On the other hand, soccer players will often kick the ball out of bounds as an act of sportsmanship when an opposing player is injured. In hockey, forget about it. They keep going until the ref blows the whistle. Some guy is crumpled in the corner? Tough. He knew what he was getting into.

Meanwhile, in American football, it’s common for players to perform a dance after sacking a quarterback and a bigger dance after scoring a touchdown. Goal celebrations in Premier League football are rather enthusiastic as well, though generally restricted to running with one’s arms raised, perhaps ending with a slide on the knees. In ice hockey, a player would earn death stares from teammates, opponents, both coaching staffs, and maybe even the ice girls for such hot-dogging.

Sports don’t just have different rules (written or otherwise), equipment, and playing surfaces. They develop unique cultures, just like companies.

Articles explaining company culture and how to improve it can be found across the internet. Most of those pieces talk about getting rid of lousy managers and lazy employees, reducing operational waste, and eliminating negative stress. While we agree those aims are worthwhile, such articles aren’t really talking about company culture; they’re talking about surviving toxic work environments. If you’re a leader in a toxic work environment, stop reading this and start fixing right now, or there won’t be anything to fix soon.
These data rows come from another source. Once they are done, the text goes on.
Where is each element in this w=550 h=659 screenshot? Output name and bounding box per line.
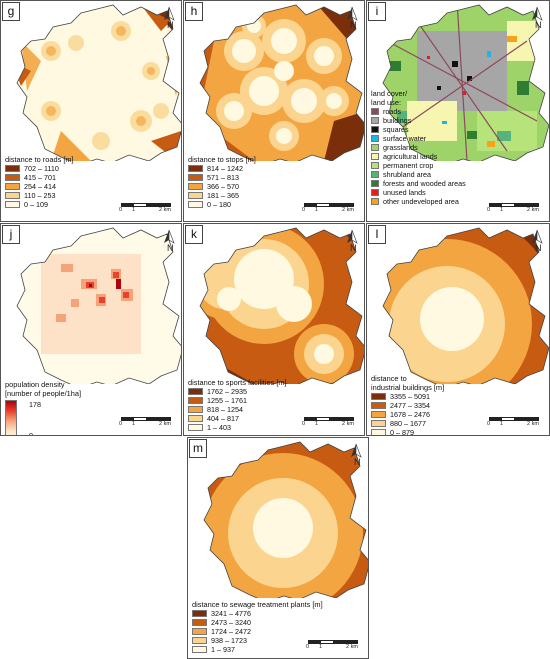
map-panel-h: h N distance to stops [m] 8 — [183, 0, 365, 222]
legend-item: 415 – 701 — [5, 173, 74, 182]
map-landcover — [382, 4, 549, 161]
legend-industrial: distance to industrial buildings [m] 335… — [371, 374, 445, 435]
legend-item: surface water — [371, 134, 466, 143]
map-sewage — [203, 441, 368, 598]
legend-item: 0 – 879 — [371, 428, 444, 435]
legend-item: 110 – 253 — [5, 191, 74, 200]
legend-item: buildings — [371, 116, 466, 125]
legend-min: 0 — [29, 431, 33, 436]
north-arrow-icon: N — [161, 6, 177, 32]
legend-item: 2473 – 3240 — [192, 618, 323, 627]
legend-item: 181 – 365 — [188, 191, 256, 200]
map-panel-k: k N distance to sports facilities [m] 17… — [183, 223, 365, 436]
panel-label-g: g — [2, 2, 20, 21]
legend-item: 1255 – 1761 — [188, 396, 287, 405]
map-population — [16, 227, 181, 384]
legend-item: 818 – 1254 — [188, 405, 287, 414]
legend-sports: distance to sports facilities [m] 1762 –… — [188, 378, 287, 432]
map-panel-g: g N distance to roads [m] — [0, 0, 182, 222]
legend-item: 3241 – 4776 — [192, 609, 323, 618]
legend-stops: distance to stops [m] 814 – 1242 571 – 8… — [188, 155, 256, 209]
legend-item: other undeveloped area — [371, 197, 466, 206]
panel-label-i: i — [368, 2, 386, 21]
panel-label-k: k — [185, 225, 203, 244]
legend-item: 1762 – 2935 — [188, 387, 287, 396]
legend-item: 1 – 937 — [192, 645, 323, 654]
legend-roads: distance to roads [m] 702 – 1110 415 – 7… — [5, 155, 74, 209]
panel-label-h: h — [185, 2, 203, 21]
legend-title: distance to sewage treatment plants [m] — [192, 600, 323, 609]
legend-title: distance to sports facilities [m] — [188, 378, 287, 387]
legend-item: roads — [371, 107, 466, 116]
density-gradient — [5, 400, 17, 435]
map-panel-l: l N distance to industrial buildings [m]… — [366, 223, 550, 436]
legend-item: 571 – 813 — [188, 173, 256, 182]
legend-item: 3355 – 5091 — [371, 392, 444, 401]
north-arrow-icon: N — [344, 229, 360, 255]
legend-title-line1: population density — [5, 380, 65, 389]
legend-item: 366 – 570 — [188, 182, 256, 191]
panel-label-j: j — [2, 225, 20, 244]
north-arrow-icon: N — [161, 229, 177, 255]
north-arrow-icon: N — [344, 6, 360, 32]
north-arrow-icon: N — [348, 443, 364, 469]
legend-item: permanent crop — [371, 161, 466, 170]
legend-item: 404 – 817 — [188, 414, 287, 423]
map-industrial — [382, 227, 549, 384]
legend-max: 178 — [29, 400, 41, 409]
legend-population: population density [number of people/1ha… — [5, 380, 82, 436]
legend-item: unused lands — [371, 188, 466, 197]
legend-item: 702 – 1110 — [5, 164, 74, 173]
legend-item: agricultural lands — [371, 152, 466, 161]
north-label: N — [167, 20, 174, 30]
legend-item: shrubland area — [371, 170, 466, 179]
legend-item: grasslands — [371, 143, 466, 152]
legend-item: 814 – 1242 — [188, 164, 256, 173]
map-panel-i: i N land cover/ land use: roads building… — [366, 0, 550, 222]
legend-landcover: land cover/ land use: roads buildings sq… — [371, 89, 466, 206]
map-sports — [199, 227, 364, 384]
legend-item: 0 – 180 — [188, 200, 256, 209]
map-panel-j: j N population density [number of people… — [0, 223, 182, 436]
legend-title: distance to stops [m] — [188, 155, 256, 164]
legend-title-line2: [number of people/1ha] — [5, 389, 82, 398]
panel-label-m: m — [189, 439, 207, 458]
north-arrow-icon: N — [529, 6, 545, 32]
legend-item: 0 – 109 — [5, 200, 74, 209]
panel-label-l: l — [368, 225, 386, 244]
legend-title-line1: land cover/ — [371, 89, 408, 98]
legend-title: distance to roads [m] — [5, 155, 74, 164]
legend-item: 1724 – 2472 — [192, 627, 323, 636]
legend-item: forests and wooded areas — [371, 179, 466, 188]
legend-item: squares — [371, 125, 466, 134]
legend-title-line1: distance to — [371, 374, 407, 383]
map-stops — [199, 4, 364, 161]
map-roads — [16, 4, 181, 161]
legend-item: 880 – 1677 — [371, 419, 444, 428]
north-arrow-icon: N — [529, 229, 545, 255]
legend-sewage: distance to sewage treatment plants [m] … — [192, 600, 323, 654]
legend-title-line2: land use: — [371, 98, 401, 107]
legend-item: 1678 – 2476 — [371, 410, 444, 419]
legend-title-line2: industrial buildings [m] — [371, 383, 445, 392]
legend-item: 254 – 414 — [5, 182, 74, 191]
map-panel-m: m N distance to sewage treatment plants … — [187, 437, 369, 659]
legend-item: 2477 – 3354 — [371, 401, 444, 410]
legend-item: 938 – 1723 — [192, 636, 323, 645]
legend-item: 1 – 403 — [188, 423, 287, 432]
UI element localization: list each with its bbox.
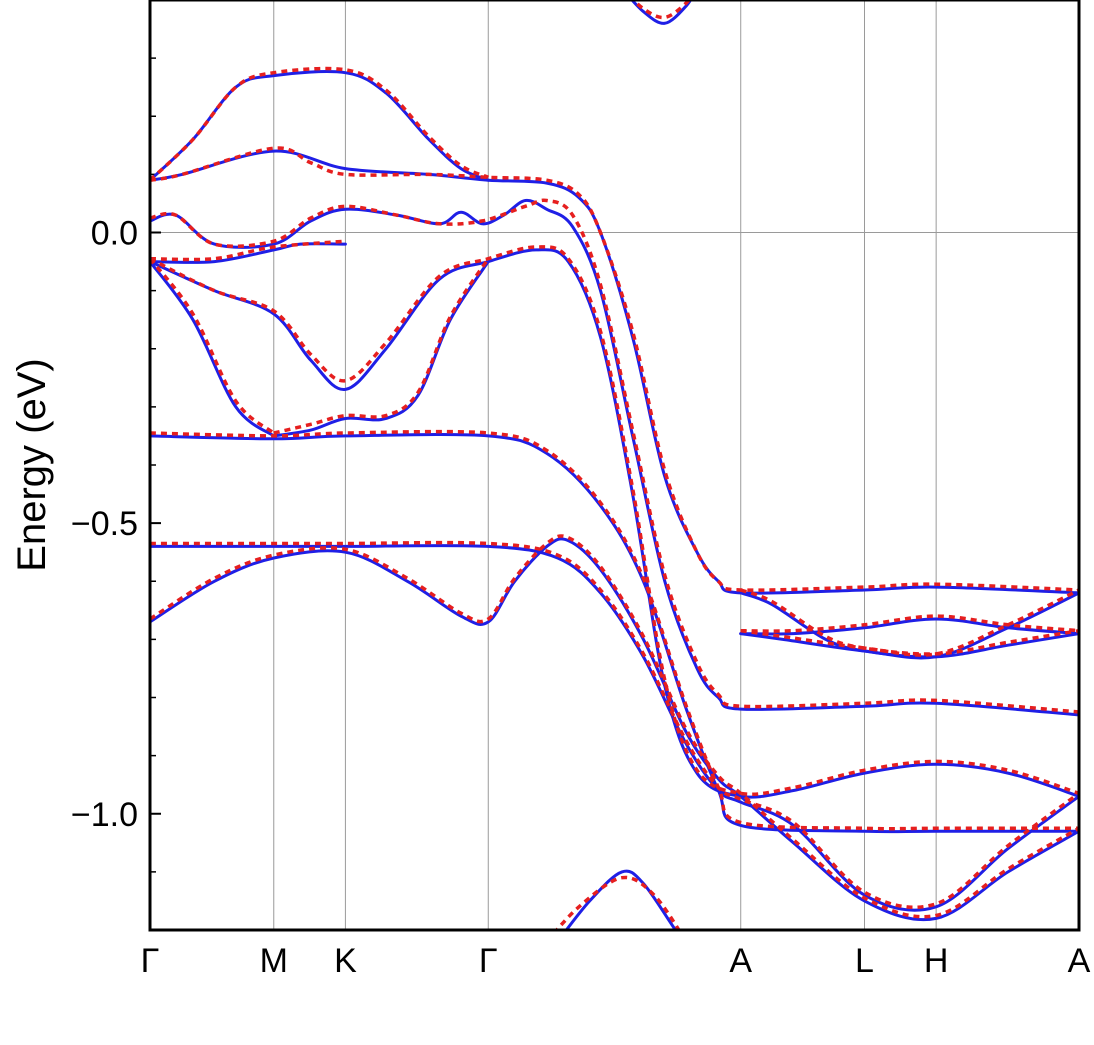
band-line — [739, 591, 1079, 659]
band-line — [150, 149, 1079, 595]
band-line — [739, 617, 1079, 636]
x-tick-label: K — [334, 942, 357, 980]
y-tick-labels: 0.0 −0.5 −1.0 — [71, 215, 138, 834]
band-line — [150, 257, 275, 435]
band-line — [150, 198, 1079, 717]
y-tick-label: −0.5 — [71, 505, 138, 543]
x-tick-label: A — [729, 942, 752, 980]
x-tick-label: L — [855, 942, 874, 980]
series-dashed — [150, 0, 1079, 930]
band-line — [740, 588, 1079, 656]
band-line — [150, 248, 1079, 799]
y-tick-label: 0.0 — [91, 215, 138, 253]
band-line — [272, 260, 490, 438]
band-line — [150, 198, 1079, 714]
series-solid — [150, 0, 1079, 930]
band-line — [554, 875, 681, 930]
band-line — [273, 257, 490, 435]
band-line — [740, 614, 1079, 633]
x-tick-label: A — [1068, 942, 1091, 980]
band-line — [150, 70, 490, 182]
x-tick-label: Γ — [479, 942, 498, 980]
band-line — [150, 245, 1079, 797]
band-line — [150, 433, 1079, 834]
x-tick-label: H — [924, 942, 949, 980]
band-line — [150, 146, 1079, 592]
x-tick-label: M — [260, 942, 288, 980]
band-line — [564, 869, 678, 930]
band-line — [150, 537, 1079, 922]
band-line — [150, 540, 1079, 910]
band-line — [150, 239, 346, 262]
band-line — [150, 66, 489, 182]
band-line — [150, 260, 276, 438]
band-line — [150, 544, 1079, 912]
bands-layer — [150, 0, 1079, 930]
x-tick-label: Γ — [141, 942, 160, 980]
plot-frame — [148, 0, 1081, 932]
band-line — [150, 534, 1079, 919]
grid-lines — [150, 0, 1079, 930]
y-axis-title: Energy (eV) — [10, 358, 54, 571]
band-line — [150, 242, 347, 264]
y-tick-label: −1.0 — [71, 796, 138, 834]
band-line — [150, 429, 1079, 831]
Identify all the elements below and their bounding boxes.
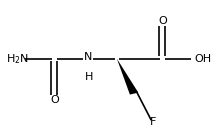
Text: OH: OH xyxy=(195,54,212,64)
Text: N: N xyxy=(83,52,92,62)
Text: O: O xyxy=(50,95,59,105)
Text: O: O xyxy=(158,16,167,26)
Text: H: H xyxy=(85,71,93,82)
Text: H$_2$N: H$_2$N xyxy=(6,52,29,66)
Polygon shape xyxy=(117,59,138,95)
Text: F: F xyxy=(150,117,156,127)
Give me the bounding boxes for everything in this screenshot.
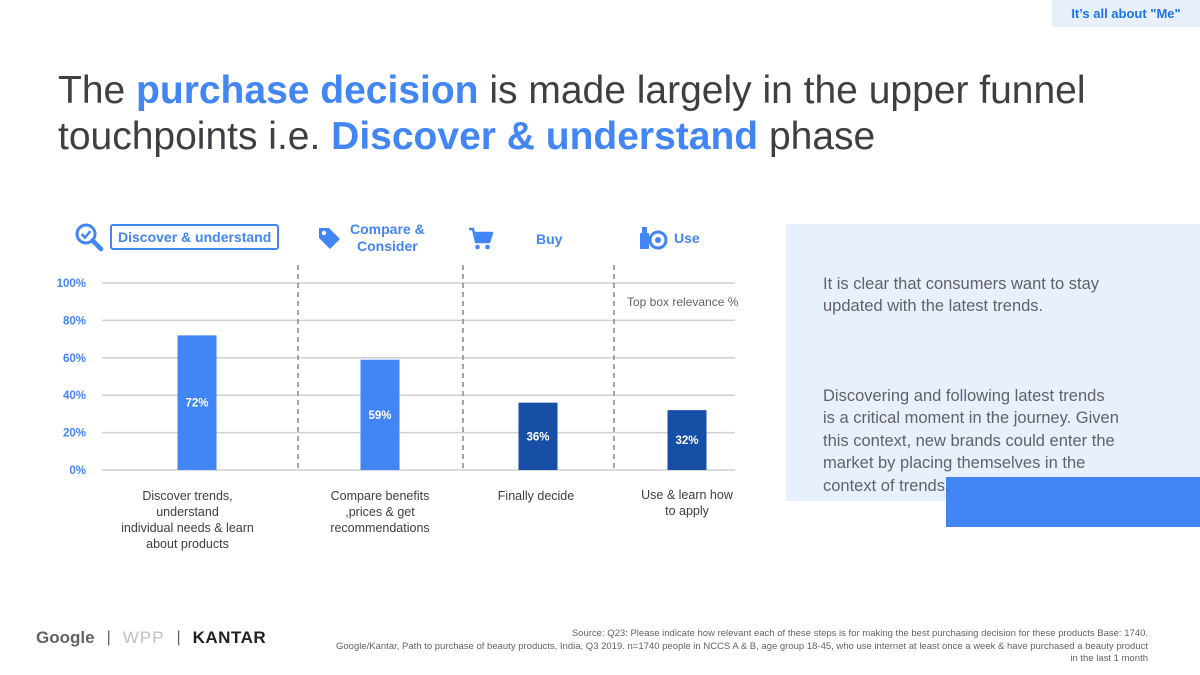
phase-buy: Buy (468, 227, 562, 251)
y-tick-label: 80% (63, 315, 86, 327)
phase-use: Use (638, 225, 700, 251)
category-label-compare: Compare benefits ,prices & get recommend… (330, 489, 430, 535)
source-note: Source: Q23: Please indicate how relevan… (328, 628, 1148, 666)
insight-text: It is clear that consumers want to stay … (823, 250, 1168, 520)
bar (518, 402, 558, 470)
magnifier-check-icon (75, 223, 104, 252)
google-logo: Google (36, 628, 95, 647)
wpp-logo: WPP (122, 628, 165, 647)
accent-block (946, 477, 1200, 527)
headline-highlight-discover: Discover & understand (331, 115, 759, 158)
source-line-1: Source: Q23: Please indicate how relevan… (571, 628, 1148, 639)
category-label-discover: Discover trends, understand individual n… (121, 489, 254, 551)
bar (177, 335, 217, 470)
y-tick-label: 20% (63, 428, 86, 440)
category-label-buy: Finally decide (497, 489, 575, 503)
source-line-2: Google/Kantar, Path to purchase of beaut… (336, 640, 1148, 665)
bar-value-label: 32% (675, 435, 698, 447)
kantar-logo: KANTAR (192, 628, 267, 647)
headline-part-1: The (58, 69, 137, 112)
phase-compare: Compare & Consider (316, 221, 425, 255)
logo-separator: | (106, 629, 111, 646)
price-tag-icon (319, 228, 340, 249)
logo-separator: | (176, 629, 181, 646)
section-tag: It’s all about "Me" (1052, 0, 1200, 27)
beauty-products-icon (640, 227, 668, 250)
phase-discover: Discover & understand (74, 222, 280, 252)
y-tick-label: 100% (57, 278, 86, 290)
y-tick-label: 60% (63, 353, 86, 365)
chart-annotation: Top box relevance % (627, 295, 739, 309)
category-label-use: Use & learn how to apply (641, 488, 733, 518)
phase-label-buy: Buy (536, 231, 563, 247)
headline: The purchase decision is made largely in… (58, 68, 1158, 160)
bar-chart: 0% 20% 40% 60% 80% 100% 72% 59% 36% 32% Top box re… (57, 265, 739, 477)
insight-paragraph-1: It is clear that consumers want to stay … (823, 274, 1100, 316)
bar (667, 410, 707, 470)
bar-value-label: 59% (368, 410, 391, 422)
shopping-cart-icon (469, 227, 494, 250)
headline-part-3: phase (758, 115, 876, 158)
insight-paragraph-2: Discovering and following latest trends … (823, 386, 1119, 495)
bar (360, 359, 400, 470)
bar-value-label: 36% (526, 431, 549, 443)
y-tick-label: 40% (63, 390, 86, 402)
phase-label-discover: Discover & understand (110, 224, 280, 250)
partner-logos: Google | WPP | KANTAR (36, 628, 266, 648)
y-tick-label: 0% (69, 465, 86, 477)
headline-highlight-purchase-decision: purchase decision (136, 69, 479, 112)
insight-panel (786, 224, 1200, 501)
phase-label-compare: Compare & Consider (350, 221, 425, 254)
bar-value-label: 72% (185, 398, 208, 410)
headline-part-2: is made largely in the upper funnel touc… (58, 69, 1086, 158)
phase-label-use: Use (674, 230, 700, 246)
As demonstrated in our sports analogy above, culture comprises the little things that collectively lead to uniqueness. Ask yourself: Is your company culture low-key and collegial, or is it highly competitive and welcoming of aggressive communication? Does management encourage innovation and risk, or is the environment highly structured and rules-based? Are conversations focused on customer satisfaction, systems, or product development?

When evaluating culture, it’s important to separate the ideal state from reality. It’s tempting to say innovation, customer satisfaction, and operational efficiency all carry equal weight within an organization, and that vertical and lateral communication are perfectly balanced. But a culture can’t be all things in equal measure. Observing conversations and actions in an unbiased way will reveal what constitutes a given culture.

Once you begin to discover where the cultural focus lies (e.g., innovation), you can begin to ask critical questions: Do we have the right people to bring about innovation? Are we so focused on innovation that we rush product development at the expense of quality control? Do our customers want all the new products we are developing, or should we shift our emphasis toward improved service?

Whether you need to hire different people to enhance your existing culture or move the needle toward a desired culture, tools like competency-based employment assessments and job modeling can eliminate the guesswork and frame your talent-development strategy in concrete, consistent data. And once you achieve your goal, remember: No hot-dogging! Unless that’s how they do it there.